Ratko Mladic, who led that attack on the United Nations “safe haven”, is finally facing trial for genocide and war crimes at the UN court in The Hague. His wartime political boss and another long-time fugitive, Radovan Karadzic, is also in the dock.

But the capture of these two men has not brought solace to Bosnia. Muslims here are resentful that Mladic and Karadzic remained free for so long, that Bosnian Serb leaders still refuse to denounce war criminals, and that perhaps thousands of Serbs who played some role in all the killing will never face justice.

The Muslim, or Bosniak, community does not have a monopoly on suffering or anger here, however. Some Serbs feel victimised by the international community and threatened by what they see as the Bosniaks’ bid to dominate the country. The minority Croatian population, meanwhile, is increasingly radical in demanding more power to protect its interests.

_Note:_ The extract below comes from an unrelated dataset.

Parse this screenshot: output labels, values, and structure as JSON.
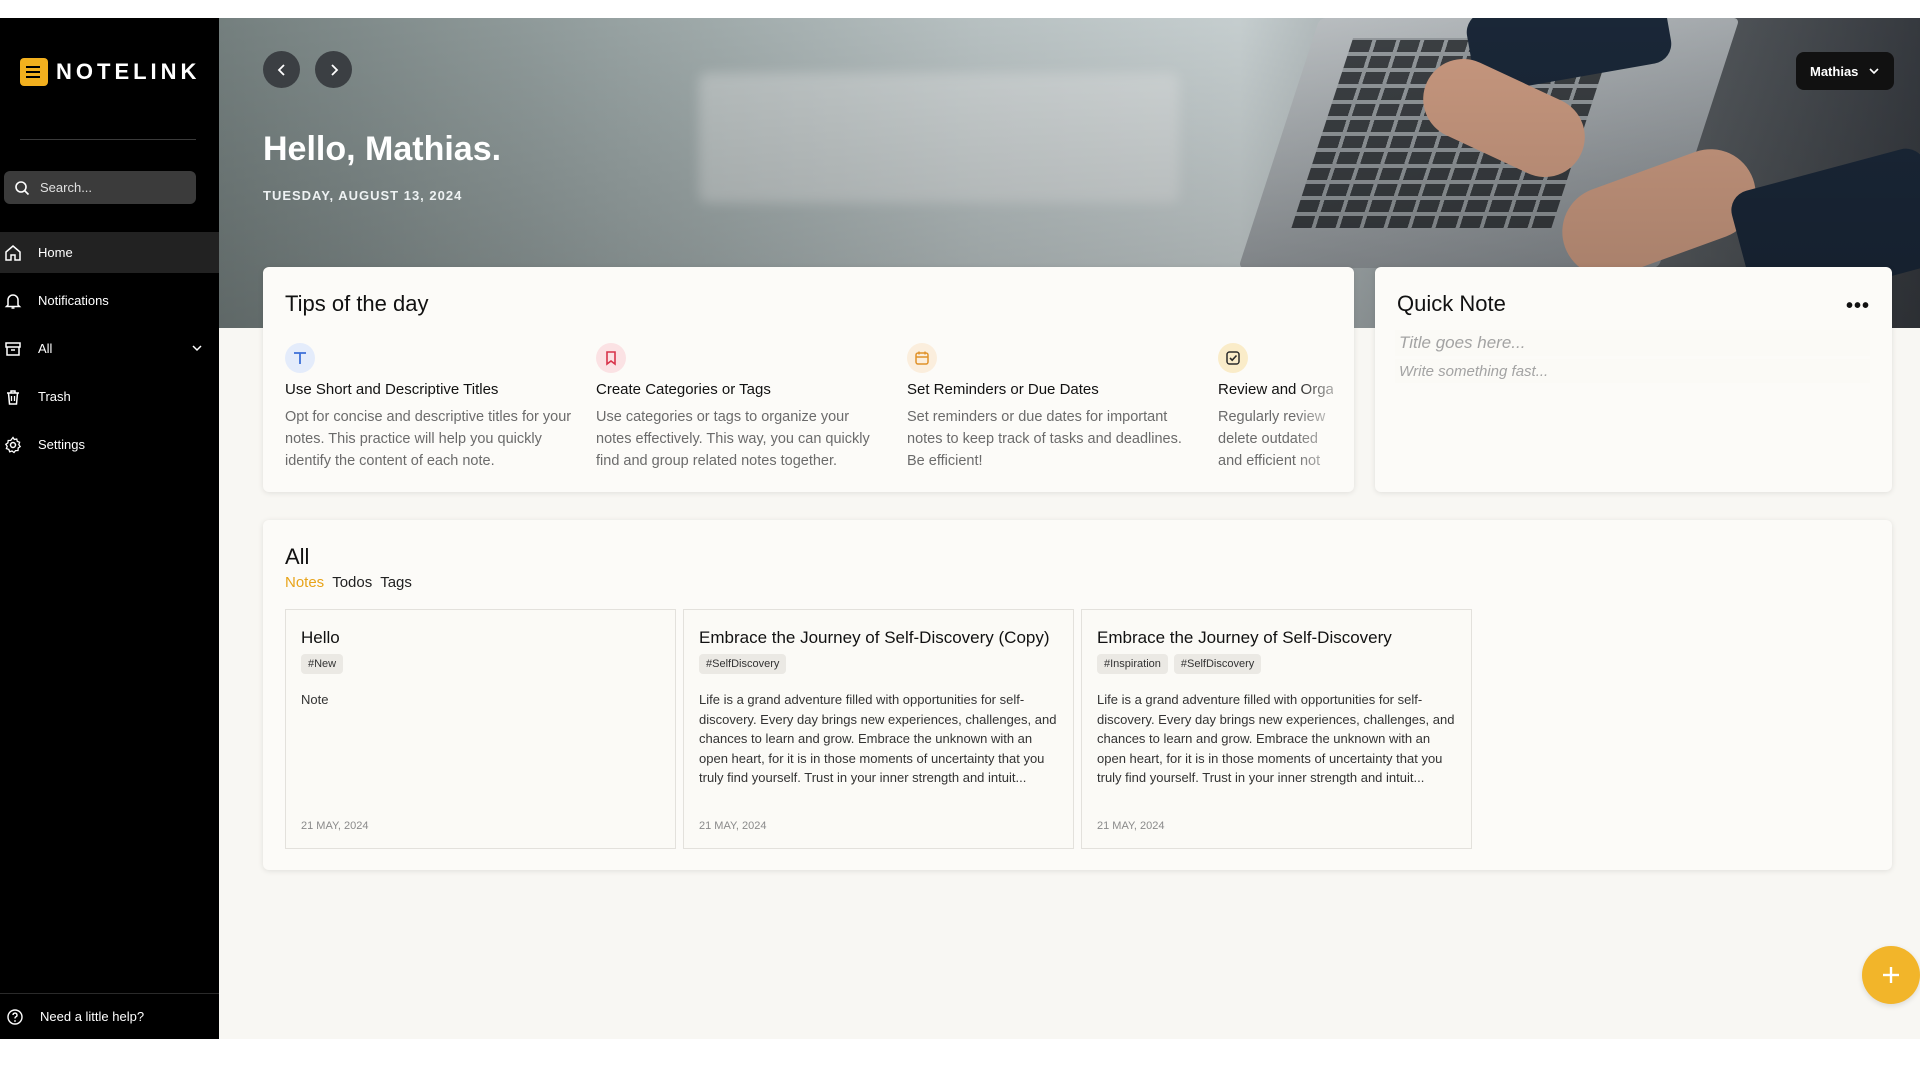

These deep-seated fears and competing aims, combined with the ill-will, incompetence and corruption of many local leaders, have paralysed the clumsy system of government that was devised at end the war.

The only thing that all sides agree on is that Bosnia is now mired in its worst crisis since the killing stopped.

Lale leads an organisation of Serb civilians who were imprisoned by Bosniak forces during the war. He complains that Serb suffering has been obscured by a simplistic narrative of the conflict in which Muslims are portrayed solely as victims and Serbs as ubiquitous aggressors.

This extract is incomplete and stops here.